On Thu, Sep 08, 2022 at 11:43:01AM -0400, Tom wrote:
> On 2022-09-08 11:13, Pablo Neira Ayuso wrote:
> > you removed the limit line in the set declaration ?
>
> Yes, after I failed to get the right syntax to combine it with the ICMP type.
>
> > If you would like to throttle icmpv6 echo-request, the::
> >
> > table ip6 filter {
> > set ping6 {
> > typeof ip6 daddr . icmpv6 type
> > limit rate 5/second
> > elements = { aaaa:43:a:83::2 . echo-request,
> > aaaa:43:a:83::3 . echo-request,
> > aaaa:43:a:83::4 . echo-request }
> > }
> > chain input {
> > type filter hook input priority filter; policy drop;
> > ip6 daddr . icmpv6 type @ping6 accept
> > }
> > }
>
> Thanks. I wouldn't have found that syntax in a quintillion years.

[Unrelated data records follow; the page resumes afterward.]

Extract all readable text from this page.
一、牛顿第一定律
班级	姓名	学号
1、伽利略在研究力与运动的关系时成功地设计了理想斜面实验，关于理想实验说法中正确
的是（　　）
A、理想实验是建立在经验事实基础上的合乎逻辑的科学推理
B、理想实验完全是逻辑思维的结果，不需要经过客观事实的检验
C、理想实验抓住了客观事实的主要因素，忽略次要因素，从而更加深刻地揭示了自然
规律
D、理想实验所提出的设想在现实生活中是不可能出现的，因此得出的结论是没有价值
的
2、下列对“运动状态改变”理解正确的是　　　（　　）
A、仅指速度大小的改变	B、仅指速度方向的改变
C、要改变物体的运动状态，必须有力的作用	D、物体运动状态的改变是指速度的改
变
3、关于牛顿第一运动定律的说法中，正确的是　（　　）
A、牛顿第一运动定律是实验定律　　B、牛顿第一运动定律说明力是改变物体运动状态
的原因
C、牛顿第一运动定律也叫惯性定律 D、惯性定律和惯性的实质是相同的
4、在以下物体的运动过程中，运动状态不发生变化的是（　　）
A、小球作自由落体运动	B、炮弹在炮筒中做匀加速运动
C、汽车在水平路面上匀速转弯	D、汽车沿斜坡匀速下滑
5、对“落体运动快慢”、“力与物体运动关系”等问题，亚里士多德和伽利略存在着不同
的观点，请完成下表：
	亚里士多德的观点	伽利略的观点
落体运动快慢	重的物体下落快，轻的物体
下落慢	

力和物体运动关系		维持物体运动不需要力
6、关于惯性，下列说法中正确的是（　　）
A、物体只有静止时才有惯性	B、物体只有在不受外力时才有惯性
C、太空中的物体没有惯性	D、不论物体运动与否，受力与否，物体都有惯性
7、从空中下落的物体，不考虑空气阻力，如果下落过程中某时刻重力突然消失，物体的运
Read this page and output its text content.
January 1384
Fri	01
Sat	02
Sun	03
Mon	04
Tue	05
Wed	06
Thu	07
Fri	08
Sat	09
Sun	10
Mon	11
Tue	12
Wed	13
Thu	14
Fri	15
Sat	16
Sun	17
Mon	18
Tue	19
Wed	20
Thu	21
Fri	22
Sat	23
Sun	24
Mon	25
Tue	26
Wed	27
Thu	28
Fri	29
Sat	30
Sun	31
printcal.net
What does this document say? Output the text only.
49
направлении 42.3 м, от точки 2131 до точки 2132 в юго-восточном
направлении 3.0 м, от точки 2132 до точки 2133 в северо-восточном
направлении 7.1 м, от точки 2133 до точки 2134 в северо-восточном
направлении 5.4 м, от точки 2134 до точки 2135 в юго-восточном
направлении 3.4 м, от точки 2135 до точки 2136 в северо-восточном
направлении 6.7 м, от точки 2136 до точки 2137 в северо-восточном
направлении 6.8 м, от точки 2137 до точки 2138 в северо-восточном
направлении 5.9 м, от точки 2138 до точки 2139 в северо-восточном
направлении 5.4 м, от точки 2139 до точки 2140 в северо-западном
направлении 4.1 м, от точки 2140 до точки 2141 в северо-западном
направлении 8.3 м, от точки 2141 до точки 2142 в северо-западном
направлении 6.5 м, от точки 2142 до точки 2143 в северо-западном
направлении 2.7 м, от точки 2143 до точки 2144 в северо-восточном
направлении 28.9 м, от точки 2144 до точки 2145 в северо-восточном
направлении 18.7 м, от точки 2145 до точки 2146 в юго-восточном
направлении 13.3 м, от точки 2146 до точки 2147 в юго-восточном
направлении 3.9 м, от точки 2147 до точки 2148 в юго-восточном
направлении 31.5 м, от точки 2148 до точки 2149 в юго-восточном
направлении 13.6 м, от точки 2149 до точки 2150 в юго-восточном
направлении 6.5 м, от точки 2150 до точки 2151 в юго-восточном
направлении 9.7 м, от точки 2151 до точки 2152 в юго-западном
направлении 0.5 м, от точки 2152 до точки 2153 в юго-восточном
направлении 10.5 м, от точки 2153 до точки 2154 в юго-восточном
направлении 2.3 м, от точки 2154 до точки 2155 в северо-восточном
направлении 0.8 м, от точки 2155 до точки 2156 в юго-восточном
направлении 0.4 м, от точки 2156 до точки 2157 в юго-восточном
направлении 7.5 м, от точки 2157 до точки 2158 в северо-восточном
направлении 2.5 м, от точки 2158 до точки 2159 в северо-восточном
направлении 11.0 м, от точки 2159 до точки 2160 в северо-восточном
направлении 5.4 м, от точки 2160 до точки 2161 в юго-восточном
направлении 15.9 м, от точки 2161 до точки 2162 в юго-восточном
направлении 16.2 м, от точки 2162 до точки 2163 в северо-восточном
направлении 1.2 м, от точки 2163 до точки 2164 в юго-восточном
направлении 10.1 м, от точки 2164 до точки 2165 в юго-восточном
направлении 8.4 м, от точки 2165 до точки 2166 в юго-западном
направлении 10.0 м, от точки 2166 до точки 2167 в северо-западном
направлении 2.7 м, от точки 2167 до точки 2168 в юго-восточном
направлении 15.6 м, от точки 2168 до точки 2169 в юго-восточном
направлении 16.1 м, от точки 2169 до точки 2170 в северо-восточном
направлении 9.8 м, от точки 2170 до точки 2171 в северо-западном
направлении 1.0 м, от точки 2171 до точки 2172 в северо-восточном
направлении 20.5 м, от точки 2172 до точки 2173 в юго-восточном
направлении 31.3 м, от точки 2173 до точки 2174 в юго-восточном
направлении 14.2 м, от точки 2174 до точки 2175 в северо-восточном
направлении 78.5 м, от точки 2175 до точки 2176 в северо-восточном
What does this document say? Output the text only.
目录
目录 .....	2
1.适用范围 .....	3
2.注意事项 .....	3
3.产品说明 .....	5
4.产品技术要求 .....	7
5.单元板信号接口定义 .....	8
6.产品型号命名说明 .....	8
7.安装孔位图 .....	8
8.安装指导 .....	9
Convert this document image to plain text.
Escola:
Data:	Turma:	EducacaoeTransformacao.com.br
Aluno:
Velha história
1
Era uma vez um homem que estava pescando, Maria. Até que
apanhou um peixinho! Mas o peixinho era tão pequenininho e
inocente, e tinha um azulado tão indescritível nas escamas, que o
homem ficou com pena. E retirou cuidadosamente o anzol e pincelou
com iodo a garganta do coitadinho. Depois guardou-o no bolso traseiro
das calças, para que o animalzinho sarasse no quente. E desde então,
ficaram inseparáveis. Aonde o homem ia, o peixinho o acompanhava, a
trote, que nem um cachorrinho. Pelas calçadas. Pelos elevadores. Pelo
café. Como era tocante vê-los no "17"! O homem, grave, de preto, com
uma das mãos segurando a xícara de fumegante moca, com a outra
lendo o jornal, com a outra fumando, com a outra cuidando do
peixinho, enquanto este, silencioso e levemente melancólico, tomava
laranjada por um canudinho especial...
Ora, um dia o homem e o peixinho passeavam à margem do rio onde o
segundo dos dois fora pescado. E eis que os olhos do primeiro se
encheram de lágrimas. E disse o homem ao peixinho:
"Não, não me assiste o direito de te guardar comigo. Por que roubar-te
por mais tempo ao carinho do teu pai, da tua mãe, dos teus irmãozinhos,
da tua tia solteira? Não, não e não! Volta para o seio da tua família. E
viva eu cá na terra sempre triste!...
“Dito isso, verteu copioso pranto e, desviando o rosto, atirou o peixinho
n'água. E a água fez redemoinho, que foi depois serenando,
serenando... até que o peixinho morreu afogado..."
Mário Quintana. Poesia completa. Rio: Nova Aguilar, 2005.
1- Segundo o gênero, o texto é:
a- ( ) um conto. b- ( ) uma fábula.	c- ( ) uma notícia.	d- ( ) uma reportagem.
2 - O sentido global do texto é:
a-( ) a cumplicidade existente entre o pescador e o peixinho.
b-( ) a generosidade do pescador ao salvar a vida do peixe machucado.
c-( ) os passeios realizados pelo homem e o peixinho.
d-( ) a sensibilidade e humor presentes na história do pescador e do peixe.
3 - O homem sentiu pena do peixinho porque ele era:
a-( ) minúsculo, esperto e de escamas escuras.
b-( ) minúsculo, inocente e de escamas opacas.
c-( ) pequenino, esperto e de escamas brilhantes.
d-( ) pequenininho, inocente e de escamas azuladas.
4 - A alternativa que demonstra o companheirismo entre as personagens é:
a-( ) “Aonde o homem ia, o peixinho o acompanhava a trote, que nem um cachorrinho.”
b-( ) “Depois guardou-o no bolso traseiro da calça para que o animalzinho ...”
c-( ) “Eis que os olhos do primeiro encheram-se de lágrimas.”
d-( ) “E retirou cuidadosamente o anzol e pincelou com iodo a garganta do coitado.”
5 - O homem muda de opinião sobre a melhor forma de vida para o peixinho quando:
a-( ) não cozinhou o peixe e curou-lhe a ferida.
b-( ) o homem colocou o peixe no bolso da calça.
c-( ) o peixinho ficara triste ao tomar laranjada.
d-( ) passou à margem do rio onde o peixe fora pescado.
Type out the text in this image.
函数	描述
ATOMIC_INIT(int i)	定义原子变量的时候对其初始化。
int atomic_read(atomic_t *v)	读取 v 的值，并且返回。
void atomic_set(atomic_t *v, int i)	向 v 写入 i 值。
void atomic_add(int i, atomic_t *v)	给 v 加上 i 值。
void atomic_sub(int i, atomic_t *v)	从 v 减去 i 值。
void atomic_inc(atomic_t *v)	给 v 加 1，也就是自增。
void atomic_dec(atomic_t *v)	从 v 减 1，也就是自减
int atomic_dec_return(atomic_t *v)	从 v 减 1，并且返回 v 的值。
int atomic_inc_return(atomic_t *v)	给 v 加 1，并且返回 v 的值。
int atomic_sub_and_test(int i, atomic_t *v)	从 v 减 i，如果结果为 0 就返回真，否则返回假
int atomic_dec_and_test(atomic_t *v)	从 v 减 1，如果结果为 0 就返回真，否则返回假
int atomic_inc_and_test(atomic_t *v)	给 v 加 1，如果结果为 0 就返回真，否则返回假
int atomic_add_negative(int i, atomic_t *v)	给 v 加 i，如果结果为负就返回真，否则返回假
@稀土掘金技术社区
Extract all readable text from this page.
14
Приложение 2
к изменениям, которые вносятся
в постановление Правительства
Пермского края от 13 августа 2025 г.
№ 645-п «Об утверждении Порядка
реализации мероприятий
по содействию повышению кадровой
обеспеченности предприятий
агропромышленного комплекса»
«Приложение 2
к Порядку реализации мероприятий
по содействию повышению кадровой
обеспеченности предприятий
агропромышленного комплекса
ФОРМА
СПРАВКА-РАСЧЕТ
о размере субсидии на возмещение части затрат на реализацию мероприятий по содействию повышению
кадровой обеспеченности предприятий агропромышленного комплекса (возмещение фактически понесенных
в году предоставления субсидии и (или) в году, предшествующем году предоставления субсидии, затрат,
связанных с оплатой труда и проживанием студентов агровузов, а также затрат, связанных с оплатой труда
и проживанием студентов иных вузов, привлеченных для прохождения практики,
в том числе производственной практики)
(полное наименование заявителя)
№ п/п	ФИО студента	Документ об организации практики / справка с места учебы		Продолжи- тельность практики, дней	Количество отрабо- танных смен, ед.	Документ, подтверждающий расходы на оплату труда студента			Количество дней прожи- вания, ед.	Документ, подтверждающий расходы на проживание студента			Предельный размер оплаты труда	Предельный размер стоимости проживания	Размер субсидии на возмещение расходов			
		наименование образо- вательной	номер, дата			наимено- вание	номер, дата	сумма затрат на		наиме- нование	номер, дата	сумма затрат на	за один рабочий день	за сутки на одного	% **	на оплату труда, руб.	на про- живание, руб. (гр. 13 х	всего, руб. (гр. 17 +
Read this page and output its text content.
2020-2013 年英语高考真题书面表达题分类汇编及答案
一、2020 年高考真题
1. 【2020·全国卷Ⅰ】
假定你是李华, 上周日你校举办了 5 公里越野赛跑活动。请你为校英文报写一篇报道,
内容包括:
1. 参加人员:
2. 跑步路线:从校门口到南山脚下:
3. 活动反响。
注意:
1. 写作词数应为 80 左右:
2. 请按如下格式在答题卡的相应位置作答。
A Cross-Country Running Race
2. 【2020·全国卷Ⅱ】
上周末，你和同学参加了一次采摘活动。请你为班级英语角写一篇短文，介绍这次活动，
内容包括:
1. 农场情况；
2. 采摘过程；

It was the same as the example I posted, I just replaced 'meta l4proto' by
'icmpv6 type' ;-)
> > Please, see the wiki for more examples on concatenations and sets/maps.
>
> I've gone through it. As someone who's been programming and
> configuring computers for over forty years, I can tell you that the
> wiki documentation is not good. It seems to be written by and for
> nft developers.
Documentation can always be improved, it got better over time. We have
a good number of contributors that are not developers.